Tener una piscina limpia en verano es indispensable porque es una de las infraestructuras de nuestro hogar que más utilizaremos cuando haga calor. Para que esté siempre en las mejores condiciones, hay que seguir ciertas rutinas y así podremos disfrutar de ella en cualquier momento.

Tips de limpieza de la piscina para el verano

Debemos evitar que en el agua proliferen las algas. Para ello se puede usar un producto específico o un reductor de pH. El agua debe tener un pH entre 7,2 y 7,4. También hay que desinfectar la piscina con cloro, con lo que nos aseguraremos de que no habrá algas en el agua.

Para evitar que las paredes estén viscosas, debemos controlar el cloro y el pH del agua. Que las paredes de la piscina estén viscosas quiere decir que el nivel de pH es alto. Para evitarlo, debemos ajustarlo, como en el apartado anterior, y también ajustar el nivel de cloro al 1.

Si no queremos que el agua esté turbia, hay que utilizar un producto floculante que sea efectivo. Esto hará que las partículas que hay en suspensión en el agua se precipiten al fondo. La bomba de la piscina se encargará de absorberlas y reponer el agua.
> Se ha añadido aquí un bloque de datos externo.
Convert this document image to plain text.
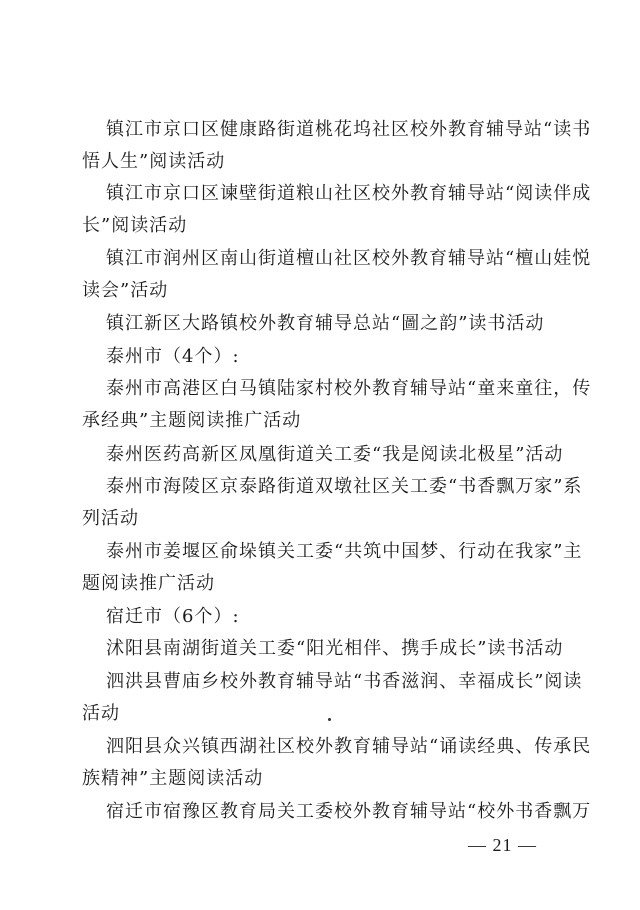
镇江市京口区健康路街道桃花坞社区校外教育辅导站“读书
悟人生”阅读活动
镇江市京口区谏壁街道粮山社区校外教育辅导站“阅读伴成
长”阅读活动
镇江市润州区南山街道檀山社区校外教育辅导站“檀山娃悦
读会”活动
镇江新区大路镇校外教育辅导总站“圖之韵”读书活动
泰州市（4个）:
泰州市高港区白马镇陆家村校外教育辅导站“童来童往，传
承经典”主题阅读推广活动
泰州医药高新区凤凰街道关工委“我是阅读北极星”活动
泰州市海陵区京泰路街道双墩社区关工委“书香飘万家”系
列活动
泰州市姜堰区俞垛镇关工委“共筑中国梦、行动在我家”主
题阅读推广活动
宿迁市（6个）:
沭阳县南湖街道关工委“阳光相伴、携手成长”读书活动
泗洪县曹庙乡校外教育辅导站“书香滋润、幸福成长”阅读
活动
泗阳县众兴镇西湖社区校外教育辅导站“诵读经典、传承民
族精神”主题阅读活动
宿迁市宿豫区教育局关工委校外教育辅导站“校外书香飘万
— 21 —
Si el agua tiene un olor fuerte y provoca mucosidades e irritación en ojos y piel, el cloro está elevado. Debemos reducir los niveles de cloro quitando la pastilla durante unos días para que el agua esté en las mejores condiciones posibles.
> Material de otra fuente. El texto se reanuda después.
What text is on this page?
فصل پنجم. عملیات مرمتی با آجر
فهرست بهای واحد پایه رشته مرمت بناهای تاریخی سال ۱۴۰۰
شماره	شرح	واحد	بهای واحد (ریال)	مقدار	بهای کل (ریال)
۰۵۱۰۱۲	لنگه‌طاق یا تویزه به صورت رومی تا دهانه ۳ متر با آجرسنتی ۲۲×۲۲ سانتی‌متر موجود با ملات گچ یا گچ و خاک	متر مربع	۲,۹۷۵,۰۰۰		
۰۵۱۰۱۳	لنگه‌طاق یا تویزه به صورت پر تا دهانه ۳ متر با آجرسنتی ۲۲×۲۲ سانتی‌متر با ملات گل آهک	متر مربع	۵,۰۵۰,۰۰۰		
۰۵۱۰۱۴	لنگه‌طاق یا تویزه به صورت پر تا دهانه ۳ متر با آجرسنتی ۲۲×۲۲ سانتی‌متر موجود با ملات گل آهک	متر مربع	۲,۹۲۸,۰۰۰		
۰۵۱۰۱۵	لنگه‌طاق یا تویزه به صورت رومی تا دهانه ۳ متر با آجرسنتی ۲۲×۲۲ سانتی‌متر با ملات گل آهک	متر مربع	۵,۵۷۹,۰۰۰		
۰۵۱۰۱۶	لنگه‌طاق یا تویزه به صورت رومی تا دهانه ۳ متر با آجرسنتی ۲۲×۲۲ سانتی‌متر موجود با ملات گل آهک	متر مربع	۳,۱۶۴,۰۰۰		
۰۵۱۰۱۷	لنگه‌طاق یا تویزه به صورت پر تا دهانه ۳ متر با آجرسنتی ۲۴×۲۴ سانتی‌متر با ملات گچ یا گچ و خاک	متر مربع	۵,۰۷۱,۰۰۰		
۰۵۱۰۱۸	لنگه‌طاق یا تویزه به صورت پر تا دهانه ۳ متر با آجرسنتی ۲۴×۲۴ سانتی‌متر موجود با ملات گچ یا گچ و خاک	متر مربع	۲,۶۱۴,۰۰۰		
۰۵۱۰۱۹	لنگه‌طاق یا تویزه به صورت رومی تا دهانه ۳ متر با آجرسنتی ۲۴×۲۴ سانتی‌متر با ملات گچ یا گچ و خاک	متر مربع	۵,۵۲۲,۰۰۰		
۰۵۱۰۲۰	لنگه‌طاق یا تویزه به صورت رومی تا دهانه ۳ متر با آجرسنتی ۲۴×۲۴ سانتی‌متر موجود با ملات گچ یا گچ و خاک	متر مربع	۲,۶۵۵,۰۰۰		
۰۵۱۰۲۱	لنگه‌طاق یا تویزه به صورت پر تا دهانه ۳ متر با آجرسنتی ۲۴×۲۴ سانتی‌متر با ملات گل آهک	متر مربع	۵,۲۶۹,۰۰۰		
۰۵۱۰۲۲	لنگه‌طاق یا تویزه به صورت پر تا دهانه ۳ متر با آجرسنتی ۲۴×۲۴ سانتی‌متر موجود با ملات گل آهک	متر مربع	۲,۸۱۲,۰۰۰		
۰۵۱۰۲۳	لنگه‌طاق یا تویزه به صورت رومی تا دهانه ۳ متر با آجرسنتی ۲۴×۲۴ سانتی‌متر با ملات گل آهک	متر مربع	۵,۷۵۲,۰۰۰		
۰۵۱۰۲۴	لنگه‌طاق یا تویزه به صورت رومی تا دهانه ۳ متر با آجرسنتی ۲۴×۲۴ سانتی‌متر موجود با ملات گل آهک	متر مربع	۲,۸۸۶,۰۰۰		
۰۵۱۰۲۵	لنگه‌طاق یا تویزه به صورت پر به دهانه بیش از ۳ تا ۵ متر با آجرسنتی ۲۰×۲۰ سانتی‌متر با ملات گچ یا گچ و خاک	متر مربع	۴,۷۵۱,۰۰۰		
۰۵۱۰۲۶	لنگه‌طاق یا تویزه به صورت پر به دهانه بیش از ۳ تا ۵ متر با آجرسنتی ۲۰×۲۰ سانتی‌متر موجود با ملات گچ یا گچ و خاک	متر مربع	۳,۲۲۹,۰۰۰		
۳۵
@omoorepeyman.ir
No debemos olvidarnos del perímetro exterior de la piscina, una zona a la que no se le suele prestar demasiada atención. Debemos tenerla en el mejor estado posible, retirando la suciedad, pequeñas hierbas que crecen entre las juntas de las baldosas o reparando las grietas o roturas que puedan tener las baldosas. De esta forma podemos evitar resbalones o que podamos hacernos daño pisando alguna arista de las baldosas.